The life-threatening aspect of infection by the Plasmodium falciparum parasite is the capacity of this parasite to continuously multiply within human red blood cells. Residing within human red blood cells, these parasites actively breakdown hemoglobin thereby obviating its capacity to deliver oxygen to the body’s tissues. Artemisinin has been long regarded as a first-line drug. However, ART resistance has manifested itself as a decreased susceptibility of young ring-stage parasites to a short pulse of this drug.

ART resistance has been shown to be associated with point mutations in the parasite’s so-called, Kelch propeller protein (Kelch13). However, the precise mechanism of this resistance to ART was essentially unknown. Although cellular stress, reduced protein translation and altered DNA replication had been implicated, the role of Kelch13 within the parasitic cell remained enigmatic. Here, the authors report an entire pathway in ART resistance and the Kelch13-dependent mechanism that effectively describes the reduced susceptibility to ART in resistant parasites.

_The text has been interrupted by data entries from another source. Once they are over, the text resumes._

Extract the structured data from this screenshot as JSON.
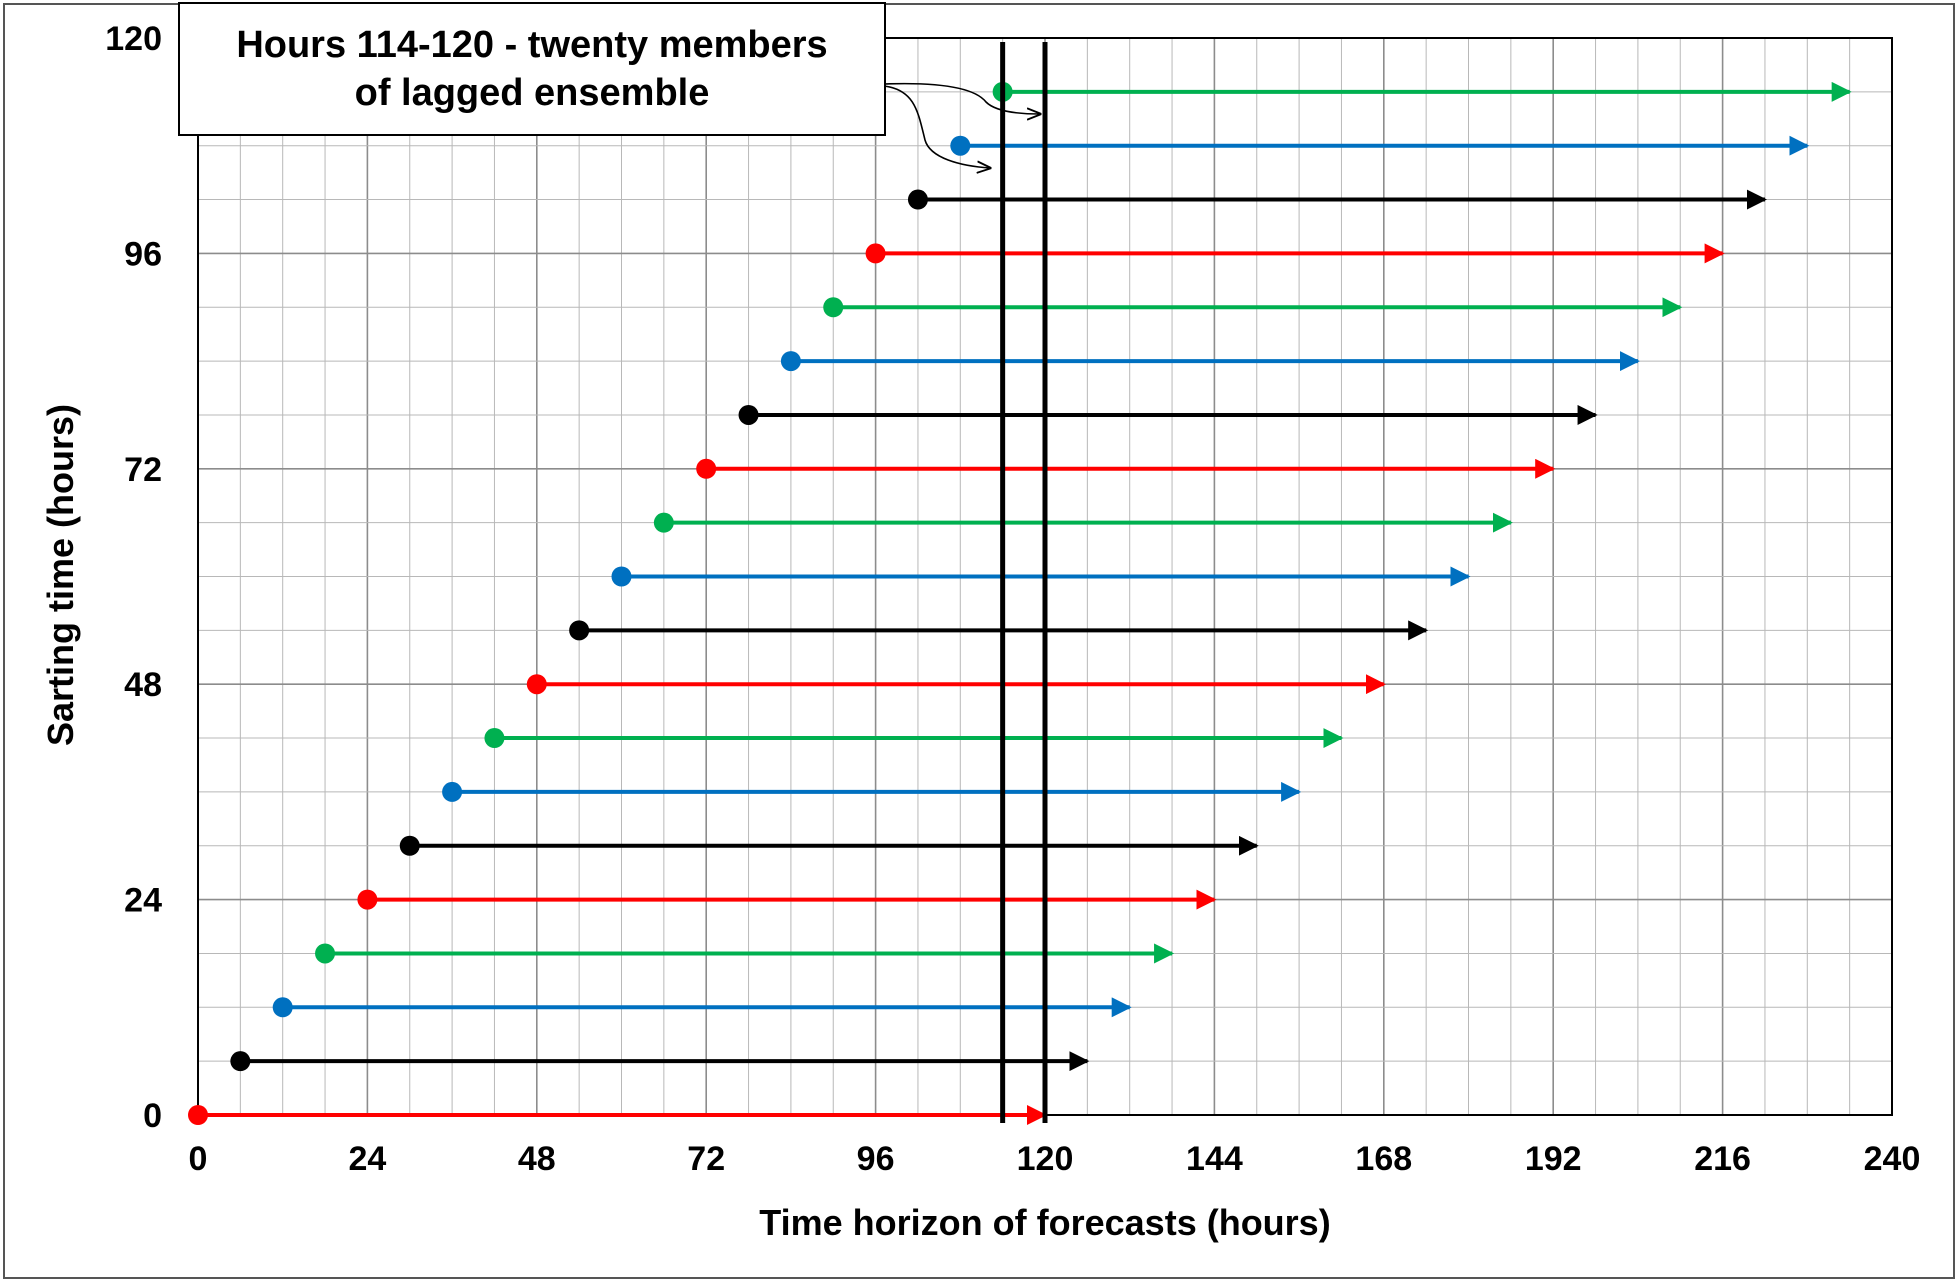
{
  "chart_data": {
    "type": "line",
    "xlabel": "Time horizon of forecasts (hours)",
    "ylabel": "Sarting time (hours)",
    "xlim": [
      0,
      240
    ],
    "ylim": [
      0,
      120
    ],
    "x_ticks": [
      "0",
      "24",
      "48",
      "72",
      "96",
      "120",
      "144",
      "168",
      "192",
      "216",
      "240"
    ],
    "y_ticks": [
      "0",
      "24",
      "48",
      "72",
      "96",
      "120"
    ],
    "grid": true,
    "annotation": "Hours 114-120 - twenty members\nof lagged ensemble",
    "vertical_markers": [
      114,
      120
    ],
    "colors": {
      "red": "#ff0000",
      "black": "#000000",
      "blue": "#0070c0",
      "green": "#00b050"
    },
    "series": [
      {
        "start": 0,
        "end": 120,
        "color": "red"
      },
      {
        "start": 6,
        "end": 126,
        "color": "black"
      },
      {
        "start": 12,
        "end": 132,
        "color": "blue"
      },
      {
        "start": 18,
        "end": 138,
        "color": "green"
      },
      {
        "start": 24,
        "end": 144,
        "color": "red"
      },
      {
        "start": 30,
        "end": 150,
        "color": "black"
      },
      {
        "start": 36,
        "end": 156,
        "color": "blue"
      },
      {
        "start": 42,
        "end": 162,
        "color": "green"
      },
      {
        "start": 48,
        "end": 168,
        "color": "red"
      },
      {
        "start": 54,
        "end": 174,
        "color": "black"
      },
      {
        "start": 60,
        "end": 180,
        "color": "blue"
      },
      {
        "start": 66,
        "end": 186,
        "color": "green"
      },
      {
        "start": 72,
        "end": 192,
        "color": "red"
      },
      {
        "start": 78,
        "end": 198,
        "color": "black"
      },
      {
        "start": 84,
        "end": 204,
        "color": "blue"
      },
      {
        "start": 90,
        "end": 210,
        "color": "green"
      },
      {
        "start": 96,
        "end": 216,
        "color": "red"
      },
      {
        "start": 102,
        "end": 222,
        "color": "black"
      },
      {
        "start": 108,
        "end": 228,
        "color": "blue"
      },
      {
        "start": 114,
        "end": 234,
        "color": "green"
      }
    ]
  }
}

The investigators in this extensive study, “show that Kelch13 defines an endocytosis pathway required for the uptake of host cell hemoglobin and its subsequent breakdown and that this pathway is critical for ART resistance. Their data indicate that Kelch13 and its compartment proteins mediate resistance upstream of both, drug activation and action. They have proposed a model where Kelch13 and its compartment proteins control endocytosis levels, thereby influencing the amount of hemoglobin available for degradation and hence the concentration of active drug.”

As a result of these findings that help elucidate the mechanism of ART resistance in malarial parasites, the authors conclude that, “We envisage that the mechanism of ART resistance indicated by this work will aid in finding ways to antagonize it. It may also inform the choice of ART partner drugs, particularly as hemoglobin digestive processes are the target of existing drugs.”